The most obvious improvement would be to provide an API for external tools. Making agents only in C++ is not sustainable. Particularly an API for python would be useful.
Existing notion of Node keeps an Action* pinned on it (the action that was taken to arrive at that node). Since actions are always instantiated on-the-spot, this means there's a huge amount of wasted space and time in creating and storing new actions that have already been defined somewhere else in the tree (E.g. DoNothing). A better option would be to instantiate all possible actions as inline lists of pointers on program startup (which isn't hella bad since there's only O(10^5) actions for all possible games), and constructors always return actions from that list. Presumably would be a lot better time & space performance. This change would require a lot of changes everywhere that an action is deleted, since you would NOT want to delete these shared actions.

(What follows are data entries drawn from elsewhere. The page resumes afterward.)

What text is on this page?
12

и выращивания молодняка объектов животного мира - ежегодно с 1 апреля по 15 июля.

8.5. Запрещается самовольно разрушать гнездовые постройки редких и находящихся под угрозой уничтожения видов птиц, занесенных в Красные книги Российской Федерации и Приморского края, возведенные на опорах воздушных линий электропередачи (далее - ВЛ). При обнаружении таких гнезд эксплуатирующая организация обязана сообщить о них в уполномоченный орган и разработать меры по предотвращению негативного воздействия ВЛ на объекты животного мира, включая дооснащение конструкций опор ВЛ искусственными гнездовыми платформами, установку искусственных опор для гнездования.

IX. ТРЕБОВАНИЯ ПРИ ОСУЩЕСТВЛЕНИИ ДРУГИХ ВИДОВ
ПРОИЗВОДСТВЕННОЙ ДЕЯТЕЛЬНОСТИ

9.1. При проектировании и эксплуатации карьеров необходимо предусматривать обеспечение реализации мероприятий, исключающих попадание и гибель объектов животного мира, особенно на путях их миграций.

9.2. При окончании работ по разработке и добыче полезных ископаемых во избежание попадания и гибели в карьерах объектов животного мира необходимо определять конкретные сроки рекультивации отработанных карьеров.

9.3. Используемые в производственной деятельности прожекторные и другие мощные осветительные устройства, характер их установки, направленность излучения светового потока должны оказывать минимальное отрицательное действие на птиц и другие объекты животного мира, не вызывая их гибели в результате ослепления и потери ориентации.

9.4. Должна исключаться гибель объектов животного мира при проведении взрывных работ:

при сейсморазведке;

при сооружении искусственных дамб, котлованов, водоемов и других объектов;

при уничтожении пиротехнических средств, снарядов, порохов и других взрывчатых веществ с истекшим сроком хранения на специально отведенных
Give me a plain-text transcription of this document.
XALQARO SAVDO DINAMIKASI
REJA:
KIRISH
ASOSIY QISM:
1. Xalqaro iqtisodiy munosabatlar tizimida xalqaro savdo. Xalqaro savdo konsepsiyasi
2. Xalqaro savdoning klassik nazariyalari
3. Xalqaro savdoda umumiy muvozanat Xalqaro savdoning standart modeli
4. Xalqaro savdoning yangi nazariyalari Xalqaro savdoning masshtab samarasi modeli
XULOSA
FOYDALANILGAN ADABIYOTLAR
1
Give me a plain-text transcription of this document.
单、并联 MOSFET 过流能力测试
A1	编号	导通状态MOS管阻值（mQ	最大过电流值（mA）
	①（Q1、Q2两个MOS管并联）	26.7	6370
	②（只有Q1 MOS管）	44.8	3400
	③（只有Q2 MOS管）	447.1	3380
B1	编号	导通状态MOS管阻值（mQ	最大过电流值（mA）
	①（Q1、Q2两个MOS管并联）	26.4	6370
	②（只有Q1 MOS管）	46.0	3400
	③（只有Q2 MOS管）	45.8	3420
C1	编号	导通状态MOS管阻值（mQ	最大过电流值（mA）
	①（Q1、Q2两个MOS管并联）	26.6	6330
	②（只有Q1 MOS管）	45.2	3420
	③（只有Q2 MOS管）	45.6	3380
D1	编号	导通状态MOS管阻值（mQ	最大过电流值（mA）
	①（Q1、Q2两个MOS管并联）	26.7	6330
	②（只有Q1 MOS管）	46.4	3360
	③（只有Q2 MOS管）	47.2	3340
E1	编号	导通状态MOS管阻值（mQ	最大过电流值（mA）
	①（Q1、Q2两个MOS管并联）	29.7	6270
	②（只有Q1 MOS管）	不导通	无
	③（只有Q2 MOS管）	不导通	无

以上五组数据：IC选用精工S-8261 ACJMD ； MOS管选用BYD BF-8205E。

Right now the only search tool (KDeterminizedGameTree) requires that stochastic transitions are the same on all branches of the tree. This makes it so it wouldn't work if Forecast or Resilient Population were implemented, since it means determinizations in different parts of the tree would be different when those cards are used. So would require a new tree!
There should be some equality measure between board states to allow for state search. This would rely, to some degree, on an opinionated decision of what elements of the board would designate it as "the same" as another. It would allow for a graph search implementation, though, which could probably do better.
When a disease is already cured, infect cards should not result in the placement of that disease at the location of the medic. Right now the logic will still place disease there. I don't suspect this has a significant impact on games, since this circumstance is relatively rare. In addition, once a disease is cured the medic's position will properly be cleared of disease (as well as after each movement action), so this inappropriate placement could only ever be placing a single disease cube on a 0-cube city.